Stéphane Foenkinos dans la peau de 55 femmes engagées

Parce qu’il ne faut jamais se fier aux apparences avec Stéphane Foenkinos, on découvre que le créateur a encore bien des facettes.

Ce n’est pas la première fois que Stéphane Foenkinos, directeur de casting, réalisateur et scénariste, prête ses traits à des personnages féminins. Il y a déjà 5 ans l’artiste se glissait dans la peau de 55 écrivaines. Une façon imagée de montrer que derrière les mots, une posture, un regard ou une prestance révèle bien des secrets.

Et dire que tout a commencé par un jeu, sur un canapé une paire de lunettes aux verres fumées sur le nez.
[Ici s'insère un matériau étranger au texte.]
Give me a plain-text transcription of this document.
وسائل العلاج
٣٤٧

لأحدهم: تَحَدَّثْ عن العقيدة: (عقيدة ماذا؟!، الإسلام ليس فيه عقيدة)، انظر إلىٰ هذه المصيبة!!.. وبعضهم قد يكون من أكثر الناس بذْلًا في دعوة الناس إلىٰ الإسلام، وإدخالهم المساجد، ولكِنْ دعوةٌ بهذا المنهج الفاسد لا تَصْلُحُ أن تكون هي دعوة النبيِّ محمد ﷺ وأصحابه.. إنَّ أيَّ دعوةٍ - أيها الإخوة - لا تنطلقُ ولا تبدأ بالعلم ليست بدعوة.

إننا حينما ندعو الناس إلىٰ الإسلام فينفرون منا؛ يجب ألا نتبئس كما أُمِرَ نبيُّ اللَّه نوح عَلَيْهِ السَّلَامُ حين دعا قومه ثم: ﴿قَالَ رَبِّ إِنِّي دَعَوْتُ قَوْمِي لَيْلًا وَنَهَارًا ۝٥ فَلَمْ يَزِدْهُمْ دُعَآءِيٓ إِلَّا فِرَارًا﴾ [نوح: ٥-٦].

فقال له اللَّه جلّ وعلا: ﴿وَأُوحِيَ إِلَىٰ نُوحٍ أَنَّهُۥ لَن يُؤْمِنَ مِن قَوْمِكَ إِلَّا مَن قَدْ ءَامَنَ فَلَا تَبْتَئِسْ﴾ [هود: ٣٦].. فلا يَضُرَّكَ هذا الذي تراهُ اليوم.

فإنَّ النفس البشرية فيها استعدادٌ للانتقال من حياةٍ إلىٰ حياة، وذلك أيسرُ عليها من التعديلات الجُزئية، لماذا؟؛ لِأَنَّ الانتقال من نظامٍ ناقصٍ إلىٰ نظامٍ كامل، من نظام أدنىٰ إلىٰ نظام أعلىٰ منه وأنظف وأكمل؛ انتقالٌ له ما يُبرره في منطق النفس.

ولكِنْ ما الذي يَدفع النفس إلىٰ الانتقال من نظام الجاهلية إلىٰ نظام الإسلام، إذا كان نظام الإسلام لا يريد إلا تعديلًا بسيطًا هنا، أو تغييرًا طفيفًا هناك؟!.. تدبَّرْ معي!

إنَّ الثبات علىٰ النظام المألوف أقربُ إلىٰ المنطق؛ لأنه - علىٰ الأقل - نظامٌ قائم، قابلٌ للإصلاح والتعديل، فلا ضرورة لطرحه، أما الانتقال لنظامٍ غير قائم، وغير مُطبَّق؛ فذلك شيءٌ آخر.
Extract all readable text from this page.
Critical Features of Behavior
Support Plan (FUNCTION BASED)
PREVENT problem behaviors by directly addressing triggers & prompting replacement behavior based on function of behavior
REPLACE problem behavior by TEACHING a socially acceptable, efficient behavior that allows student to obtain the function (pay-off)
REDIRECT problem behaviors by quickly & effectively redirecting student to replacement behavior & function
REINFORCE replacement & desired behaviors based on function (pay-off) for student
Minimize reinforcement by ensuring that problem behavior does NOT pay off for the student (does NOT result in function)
L’instant est capturé. Stéphane Foenkinos devient Marguerite Duras. (photos © Stéphanie Murat)

Cette année dans sa nouvelle série « 55 Politiques », exposée à la Galerie Dupin à Paris jusqu’au 25 juin, il y a de l’humour et de la poésie dans les portraits minimalistes des femmes engagées présentées.

Si George Sand, Virginie Despentes ou encore Mary Higgins-Clark semblaient des figures idéales pour ce travail, puisqu’elles possèdent inévitablement des âmes d’artistes, revêtir les costumes de personnalités politiques est beaucoup plus inattendu.

Le challenge est d’envergure : Comment capturer l’essence d’une personnalité politique en une image et une phrase alors que pour définir leur programme il faut souvent de longs discours ?

 

55 femmes
© Stéphanie Murat

Avec une pointe d’humour cette série permet de mettre en valeur les femmes politiques historiques de -51 avant J.C à nos jours. Une façon de révéler que la gente féminine n’a pas eu besoin d’attendre des reformes sur la parité pour s’imposer dans la vie politique.

Derrière chacun de ces portraits une véritable réflexion est menée par le collectif 55 femmes composé de 4 femmes et 2 hommes : Stephanie Murat, Rapahëlle Desplechin, Stéphane Foenkinos, Julie Le Guern, Agathe Berman et Vincent Villard

Pour cette série chacun est à son poste. Catherine Attia-Canone fait office d’accessoiriste-costumière, Stéphane Foenkinos reste le modèle parfait, Stéphanie Murat fusionne d’idées et Raphaëlle Desplechin scénarise le tout.

 

Bien plus qu’une imitation, Stéphane Foenkinos ne se grime pas mais incarne les personnalités en prenant connaissance des biographies, en plus de consulter des photographies d’archives, pour véritablement se mettre dans la peau des personnages.

Les costumes sont subtilement choisis pour ne pas devenir parodiques. Les vêtements sont des indices sur la personnalité des femmes d’Etat tout comme les mots qui accompagnent les photographies.

 

Pour le collectif les références sont bien plus importantes que le mimétisme. Résultat les photographie bien qu’épurées semblent de parfaits miroirs de la réalité, révélateur de la personnalité des sujets.